A couple of weeks ago when I had first read Michael Pollen’s Omnivore’s Dilemma, I was absolutely stunned and appalled at American agriculture and its practice of feeding ruminants corn.
Since I come from a mostly vegetarian family, I had never known of the horrific ways modern cows are grown and processed to feed an equally horrific modern American appetite. The average North American appetite – well, that’s something I know a little bit about. You see, I work at Costco Wholesale, the mecca of family-sized products and free food samples to hook you to them. I’ve rang in orders of meat – just meat – ranging from the modest $50 to well over $1000. I’ve also had families come through my till that spend $300 on 1-2 weeks worth of meat. I don’t know if that sounds like a lot of money or meat to you, but it is for my family. So when I read about the amount of resources that go into producing meat filled with antibiotics, urea, and corn, and the effects on global warming that result from it, it made me a bit upset. Personally, I don’t understand the vast quantities of meat that people eat, and furthermore, demand. I think that if North Americans stopped dissociating themselves from nature and made better informed decisions about their diet, then we could break the demand for this unnatural meat and eat smaller quantities of more sustainably produced meat. Perhaps I should start handing out copies of Omnivore’s Dilemma to the customers that come through my till at Costco…
About halfway through this book, Pollan embarks on a journey to a grass farm owned by the family of Joel Salatin. I’d like to say that Pollan ‘opened my eyes’ to the importance of grasses, but it was more like he wrenched them open, as I had always underestimated grasses and never really wanted to learn about them. Pollan’s writing changed that. As Joel tours Pollan around his farm, Pollan notes the simplicity of the farm, the importance of grass, and the stark differences to mainstream American farming.

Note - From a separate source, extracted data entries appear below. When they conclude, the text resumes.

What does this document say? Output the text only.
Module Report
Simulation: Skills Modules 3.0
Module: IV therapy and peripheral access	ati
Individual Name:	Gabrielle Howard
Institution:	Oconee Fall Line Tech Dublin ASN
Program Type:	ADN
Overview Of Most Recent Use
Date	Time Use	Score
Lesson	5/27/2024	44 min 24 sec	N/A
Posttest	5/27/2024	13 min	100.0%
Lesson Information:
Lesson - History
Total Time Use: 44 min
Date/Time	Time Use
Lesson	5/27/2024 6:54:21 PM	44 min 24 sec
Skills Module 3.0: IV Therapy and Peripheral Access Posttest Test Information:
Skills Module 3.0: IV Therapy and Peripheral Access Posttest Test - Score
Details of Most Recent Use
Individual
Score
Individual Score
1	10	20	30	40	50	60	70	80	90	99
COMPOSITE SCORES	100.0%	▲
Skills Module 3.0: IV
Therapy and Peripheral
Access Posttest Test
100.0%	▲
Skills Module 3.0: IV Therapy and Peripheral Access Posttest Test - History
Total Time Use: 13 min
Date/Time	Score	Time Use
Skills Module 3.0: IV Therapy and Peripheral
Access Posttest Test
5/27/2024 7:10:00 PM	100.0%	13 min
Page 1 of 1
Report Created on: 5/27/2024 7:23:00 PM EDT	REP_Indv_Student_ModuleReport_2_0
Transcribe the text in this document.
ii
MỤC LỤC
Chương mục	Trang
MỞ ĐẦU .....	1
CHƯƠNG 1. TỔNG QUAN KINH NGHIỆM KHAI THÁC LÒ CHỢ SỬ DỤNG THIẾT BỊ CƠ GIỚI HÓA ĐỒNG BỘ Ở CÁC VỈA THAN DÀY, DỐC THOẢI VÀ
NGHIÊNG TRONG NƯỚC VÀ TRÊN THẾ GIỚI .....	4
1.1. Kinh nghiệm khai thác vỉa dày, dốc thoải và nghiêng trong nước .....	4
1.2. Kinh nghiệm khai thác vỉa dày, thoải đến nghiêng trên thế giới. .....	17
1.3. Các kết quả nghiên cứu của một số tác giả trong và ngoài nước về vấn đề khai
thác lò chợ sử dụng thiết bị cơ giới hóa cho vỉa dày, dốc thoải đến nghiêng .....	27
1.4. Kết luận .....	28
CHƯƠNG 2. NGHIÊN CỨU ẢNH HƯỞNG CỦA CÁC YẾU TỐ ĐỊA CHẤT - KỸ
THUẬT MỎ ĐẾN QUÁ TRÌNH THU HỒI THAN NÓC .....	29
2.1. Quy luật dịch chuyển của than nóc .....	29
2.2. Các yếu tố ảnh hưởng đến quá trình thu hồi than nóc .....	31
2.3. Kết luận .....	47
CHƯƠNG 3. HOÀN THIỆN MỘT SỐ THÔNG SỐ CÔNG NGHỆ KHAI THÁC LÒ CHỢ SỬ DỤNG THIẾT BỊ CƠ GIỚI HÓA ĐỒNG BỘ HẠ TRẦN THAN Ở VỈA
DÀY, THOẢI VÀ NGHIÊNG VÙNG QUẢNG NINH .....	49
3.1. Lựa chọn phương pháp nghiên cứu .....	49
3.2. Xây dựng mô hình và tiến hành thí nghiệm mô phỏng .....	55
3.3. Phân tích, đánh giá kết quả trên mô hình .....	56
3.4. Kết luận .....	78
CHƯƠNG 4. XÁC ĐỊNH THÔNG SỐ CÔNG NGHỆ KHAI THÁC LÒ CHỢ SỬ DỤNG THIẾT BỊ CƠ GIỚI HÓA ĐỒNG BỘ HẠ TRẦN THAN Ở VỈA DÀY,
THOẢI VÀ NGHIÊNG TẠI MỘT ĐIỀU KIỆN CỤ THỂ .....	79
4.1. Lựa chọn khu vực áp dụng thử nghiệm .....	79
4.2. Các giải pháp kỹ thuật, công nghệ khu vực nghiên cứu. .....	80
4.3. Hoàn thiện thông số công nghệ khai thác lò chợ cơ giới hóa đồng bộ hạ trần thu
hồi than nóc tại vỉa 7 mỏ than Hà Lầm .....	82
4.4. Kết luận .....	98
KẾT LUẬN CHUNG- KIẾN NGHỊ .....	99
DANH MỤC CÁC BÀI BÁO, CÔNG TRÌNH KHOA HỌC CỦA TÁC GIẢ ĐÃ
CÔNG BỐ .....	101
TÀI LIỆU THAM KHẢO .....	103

I quite enjoyed Joel Salatin’s character, a Christian liberal who supports organic farming techniques. Joel refers to his pastures as “salad bars” in that they contain a diverse array of grasses, and also emphasizes the simplicity of the food chain and states that grasses are a keystone species that are disregarded by typical American farmers (Pollan 188). Joel’s analogy of grass blades to solar panels was very witty, and his explanation of the benefits of grass farming on the soil was intriguing. Joel remarked that if the cows grazed on the grass in particular way (as a mob which moved quickly), new soil could be built from the decaying roots of grass and the grass would be extremely productive in converting solar energy into biomass (Pollan 198). The grazers also help the grasses spread their seeds, contribute to more fertile soil with their manure, and even “create shady little pockets of exposed soil where water collects”, which make great little homes for germinating seeds (Pollan 193). In addition to all this, the grazing of tall grasses exposes the shorter grasses to sunlight, which adds to the health and diversity of the pastures (Pollan 197). The diversity of the grasses can further increase the health of the cows munching on them, as the cows will pick and choose which grasses they eat (choosing specific grasses for specific nutritional needs) (Pollan 195).
The only downside to this method of farming is that the recovery of the pasture (from the grazers taking their “first bites”), could depend on a variety of environmental conditions such as “temperature, rainfall, exposure to the sun, and the time of year” and “the amount of forage any given cow requires, depending on its size, age, and stage of life” (Pollan 190). One could argue that the active account of these factors that each farmer keeps, makes the farming more interesting and keeps the farmer on his/her toes, as opposed to what Pollan calls “the off-farm brain, and the one-size-fits-all universal intelligence represented by agrochemicals and machines” (Pollan 191).
I found that Pollan did an exceptional job highlighting the differences between grass farming and typical farming. For example, Pollan states that “the single most obvious difference was that these cows were harvesting their own feed instead of waiting for a dump truck to deliver a total mixed ration of corn that had been grown hundreds of miles away and then blended by an animal nutritionist” and that in grass farming, we are effectively bringing the cows to the food, instead of bringing food to cows (Pollan 194). In my mind, this approach makes so much more sense in that it decreases transportation energy, treats the cows as cows (feeding them what their ruminant stomachs require), and seems generally more natural. Pollan really hit it home home when he remarked that “if the sixteen million acres now being used to grow corn to feed cows in the United States became well-managed pasture, that would remove fourteen billion pounds of carbon from the atmosphere each year, the equivalent of taking four million cars off the road” (Pollan 198). Whoa.
When Pollan describes the Salatin family home, it helped reinforce this idea that this type of agriculture was a mesh of new world and old world. The fact that the Salatin family acquired most of their food from their farm and could trace all of its roots, put the ideals of The 100 Mile Diet into reality for me, in that it can be done and that it is not impossible in today’s urbanizing world. I can’t really imagine the Salatin family chopping up their cows to fulfill an endless appetite for meat the way North Americans buy meat in grocery stores like Costco. I absolutely loved how Pollen put it: “instead of mining the soil, such a meal builds more of it. Instead of diminishing the world, it has added to it” (Pollan 199).